7. Hal-Hal Aneh di Dunia

1.1K 191 12
                                    

Hari sudah larut sekali ketika aku menemukan suara ketukan di jendela kamar. Seram sekali. Mengganggu tidurku yang nyenyak, tanpa bermimpi tentang Marc seperti hari-hari belakangan. Omog-omong, aku belum bertemu dengan anak itu lagi. Setelah memberikan pernyataan cinta yang begitu mendebarkan, ia menghilang begitu saja. Memang seharusnya aku tidak memikirkan bualannya. Anak lelaki memang sering jahil begitu, kan?

Suara ketuka itu kembali terdengar. Ketukannya lambat, tak terlalu keras, namun cukup menganggu kalau diulang nyaris sepuluh kali. Setidaknya, sejumlah itu yang kudengar sejak aku terbangun. Suara ketukannya aneh, seperti benturan paruhburung pelatuk dengan kaca. Tapi aku tak melihat siluet burung di jendelaku. Justru bayangan tangan dengan kuku memanjang. Atau itu hanya efek cahaya saja?

Aku menegakkan tubuhku dan bersandar pada kasur. Entah seri film horror apa lagi yang sedang kuhadapi. Menjalani hidupku saja sudah cukup menyeramkan. Aku menarik selimut hingga sebatas leherku. Suara ketukan masih berlangsung. Aku pikir ini saatnya aku meminta pertolongan Dad meskipun Dad pasti akan sangat kesal. Sebagai remaja akhir aku dituntut untuk dapat mandiri, termasuk dalam mengatasi ketakutanku. Tetapi kurasa lebih mendengar cerama panjang lebar Dad tentang bagaimana aku seharusnya aku bisa mengatasi masalahku daripada mati konyol akibat ketakutan dan mengompol di kasur. Benar, kan?

Kasurku sudah reyot, jadi ketika aku bergerak sedikit saja akan terdengar suara derak besi berkarat yang mengganggu. Suasananya benar-benar persis seperti di film horror. Napasku mulai menderu dan tatapanku tak teralihkan dari jendela. Suara ketukan itu tiba-tiba saja menghilang. Bukannya membuatku tenang, namun malah semakin waspada. Bisa saja hantu itu telah menembus kaca dan berada di dekatku.

Aku benar-benar melompat ke kasur ketika suara dering teleponku yang nyaring memecah kesunyian dan suasana tegang. Aku langsung mengumpat begitu membaca nama sang penelepon di layar.

"Demi Tuhan, Marc, tak bisakah kau menelepon di jam-jam normal selayaknya manusia beradab?" makiku yang justru dijawab dengan suara kekehan berat.
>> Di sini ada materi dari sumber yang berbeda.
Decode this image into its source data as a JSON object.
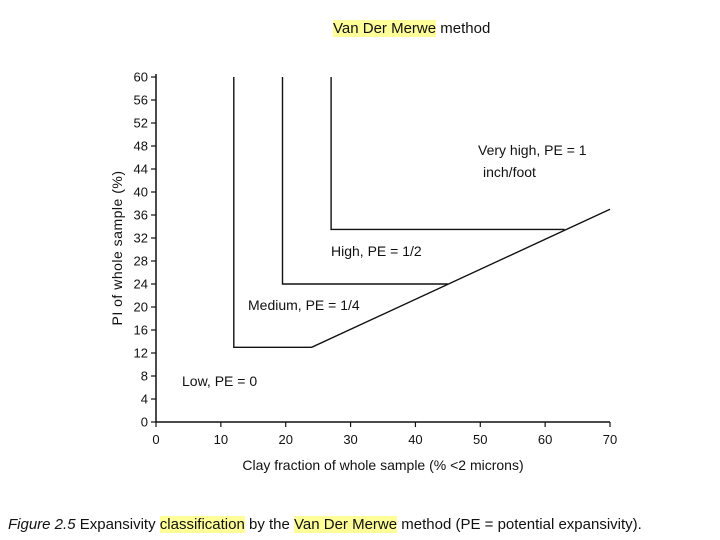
{
  "chart_data": {
    "type": "line",
    "title_parts": [
      "Van Der Merwe",
      " method"
    ],
    "xlabel": "Clay fraction of whole sample (% <2 microns)",
    "ylabel": "PI of whole sample (%)",
    "xlim": [
      0,
      70
    ],
    "ylim": [
      0,
      60
    ],
    "x_ticks": [
      0,
      10,
      20,
      30,
      40,
      50,
      60,
      70
    ],
    "y_ticks": [
      0,
      4,
      8,
      12,
      16,
      20,
      24,
      28,
      32,
      36,
      40,
      44,
      48,
      52,
      56,
      60
    ],
    "grid": false,
    "series": [
      {
        "points": [
          [
            12,
            60
          ],
          [
            12,
            13
          ],
          [
            24,
            13
          ],
          [
            70,
            37
          ]
        ]
      },
      {
        "points": [
          [
            19.5,
            60
          ],
          [
            19.5,
            24
          ],
          [
            45,
            24
          ]
        ]
      },
      {
        "points": [
          [
            27,
            60
          ],
          [
            27,
            33.5
          ],
          [
            63,
            33.5
          ]
        ]
      }
    ],
    "regions": [
      {
        "label": "Low, PE = 0"
      },
      {
        "label": "Medium, PE = 1/4"
      },
      {
        "label": "High, PE = 1/2"
      },
      {
        "label_lines": [
          "Very high, PE = 1",
          "inch/foot"
        ]
      }
    ]
  },
  "caption": {
    "figure_no": "Figure 2.5",
    "parts": [
      "Expansivity ",
      "classification",
      " by the ",
      "Van Der Merwe",
      " method (PE = potential expansivity)."
    ]
  }
}
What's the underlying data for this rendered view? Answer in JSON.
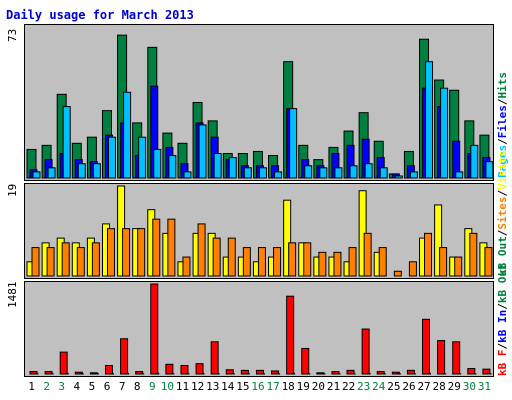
{
  "title": "Daily usage for March 2013",
  "colors": {
    "visits": "#ffff00",
    "sites": "#ff8000",
    "hits": "#008040",
    "files": "#0000ff",
    "pages": "#00c0ff",
    "kb_f": "#ff0000",
    "kb_in": "#0000ff",
    "kb_out": "#008040",
    "weekend_label": "#008040",
    "weekday_label": "#000000"
  },
  "legend_top": {
    "pages": "Pages",
    "files": "Files",
    "hits": "Hits",
    "sep": "/"
  },
  "legend_mid": {
    "visits": "Visits",
    "sites": "Sites",
    "out": "kB Out",
    "sep": "/"
  },
  "legend_bot": {
    "f": "kB F",
    "in": "kB In",
    "out": "kB Out",
    "sep": "/"
  },
  "chart_data": [
    {
      "type": "bar",
      "name": "hits-files-pages",
      "ymax_label": "73",
      "ylim": [
        0,
        73
      ],
      "categories": [
        "1",
        "2",
        "3",
        "4",
        "5",
        "6",
        "7",
        "8",
        "9",
        "10",
        "11",
        "12",
        "13",
        "14",
        "15",
        "16",
        "17",
        "18",
        "19",
        "20",
        "21",
        "22",
        "23",
        "24",
        "25",
        "26",
        "27",
        "28",
        "29",
        "30",
        "31"
      ],
      "weekend_days": [
        2,
        3,
        9,
        10,
        16,
        17,
        23,
        24,
        30,
        31
      ],
      "series": [
        {
          "name": "Hits",
          "values": [
            14,
            16,
            41,
            17,
            20,
            33,
            70,
            27,
            64,
            22,
            17,
            37,
            28,
            12,
            12,
            13,
            11,
            57,
            16,
            9,
            15,
            23,
            32,
            18,
            2,
            13,
            68,
            48,
            43,
            28,
            21
          ]
        },
        {
          "name": "Files",
          "values": [
            4,
            9,
            12,
            9,
            8,
            21,
            27,
            11,
            45,
            15,
            7,
            27,
            20,
            9,
            6,
            6,
            6,
            34,
            9,
            6,
            12,
            16,
            19,
            10,
            2,
            6,
            44,
            35,
            18,
            12,
            10
          ]
        },
        {
          "name": "Pages",
          "values": [
            3,
            5,
            35,
            7,
            7,
            20,
            42,
            20,
            14,
            11,
            3,
            26,
            12,
            10,
            5,
            5,
            3,
            34,
            6,
            5,
            5,
            6,
            7,
            5,
            1,
            3,
            57,
            44,
            3,
            16,
            8
          ]
        }
      ]
    },
    {
      "type": "bar",
      "name": "visits-sites",
      "ymax_label": "19",
      "ylim": [
        0,
        19
      ],
      "categories": [
        "1",
        "2",
        "3",
        "4",
        "5",
        "6",
        "7",
        "8",
        "9",
        "10",
        "11",
        "12",
        "13",
        "14",
        "15",
        "16",
        "17",
        "18",
        "19",
        "20",
        "21",
        "22",
        "23",
        "24",
        "25",
        "26",
        "27",
        "28",
        "29",
        "30",
        "31"
      ],
      "series": [
        {
          "name": "Visits",
          "values": [
            3,
            7,
            8,
            7,
            8,
            11,
            19,
            10,
            14,
            9,
            3,
            9,
            9,
            4,
            4,
            3,
            4,
            16,
            7,
            4,
            4,
            3,
            18,
            5,
            0,
            0,
            8,
            15,
            4,
            10,
            7
          ]
        },
        {
          "name": "Sites",
          "values": [
            6,
            6,
            7,
            6,
            7,
            10,
            10,
            10,
            12,
            12,
            4,
            11,
            8,
            8,
            6,
            6,
            6,
            7,
            7,
            5,
            5,
            6,
            9,
            6,
            1,
            3,
            9,
            6,
            4,
            9,
            6
          ]
        }
      ]
    },
    {
      "type": "bar",
      "name": "kbytes",
      "ymax_label": "1481",
      "ylim": [
        0,
        1481
      ],
      "categories": [
        "1",
        "2",
        "3",
        "4",
        "5",
        "6",
        "7",
        "8",
        "9",
        "10",
        "11",
        "12",
        "13",
        "14",
        "15",
        "16",
        "17",
        "18",
        "19",
        "20",
        "21",
        "22",
        "23",
        "24",
        "25",
        "26",
        "27",
        "28",
        "29",
        "30",
        "31"
      ],
      "series": [
        {
          "name": "kB F",
          "values": [
            40,
            40,
            360,
            30,
            20,
            140,
            580,
            40,
            1481,
            160,
            140,
            170,
            530,
            70,
            60,
            60,
            50,
            1280,
            420,
            20,
            40,
            60,
            740,
            40,
            30,
            60,
            900,
            550,
            530,
            90,
            80
          ]
        },
        {
          "name": "kB In",
          "values": [
            5,
            5,
            10,
            5,
            5,
            5,
            10,
            5,
            10,
            5,
            5,
            5,
            5,
            5,
            5,
            5,
            5,
            10,
            5,
            5,
            5,
            5,
            10,
            5,
            5,
            5,
            10,
            5,
            5,
            5,
            5
          ]
        }
      ]
    }
  ]
}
"Tak perlu takut, buka saja jendelanya. Aku mengirimkan sesuatu untukmu."

Keningku mengerut dalam. Permainan apa lagi ini?

"Kau mengirimkan burung untukku?"

"Bukan burungnya. Dia hanya kurir."

"Kau pikir ini zaman apa sampai mengirim barang pun masih menggunakan burung? Aku bukan Cinderella."

Marc lagi-lagi tertawa. Aku bisa membayangkan senyum menyebalkan di wajahnya. Seminggu ini aku tak melihatnya. Tapi tentu saja, jelas sekali, aku tidak merindukan atau mencari sosok Marc. Justru hidupku terasa amat tentram belakangan ini.

Aku beranjak menuju jendela ragu. "Sebaiknya kau tidak memutuskan sambungan teleponmu sampai aku menerima barangnya, Marc."

Marc hanya bergumam. Begitu aku membuka jendela kamar, benar saja, ada burung membawa sebuah botol kecil berisi cairan berwarna biru yang terlihat begitu magis. Cairan itu tampak sedikit mengilat. Mungkinkah Marc ingin meracuniku?

"Tentu saja tidak, Nao sayang. Aku tidak mungkin berniat meracuni calon istriku sendiri."

"Hebat sekali kau bisa membaca pikiranku. Jadi, katakan, kau ini manusia atau apa?" sergahku penasaran. Aku menarik botol kecil itu dari kaki burung kiriman Marc dan bruung itu langsung pergi sebelum aku sempat mengucapkan terima kasih.

"Cairan apa ini?" aku memperhatikan cairan itu dengan saksama.

"Minumlah, aku ingin menunjukkanmu sesuatu."

"Kau tahu, Marc, aku sama sekali tak bisa memikirkan hal logis ketika bersangkutan denganmu. Aku tak mau mati konyol meminum cairan ini. Bentuknya mirip deterjen cair, asal kau tahu."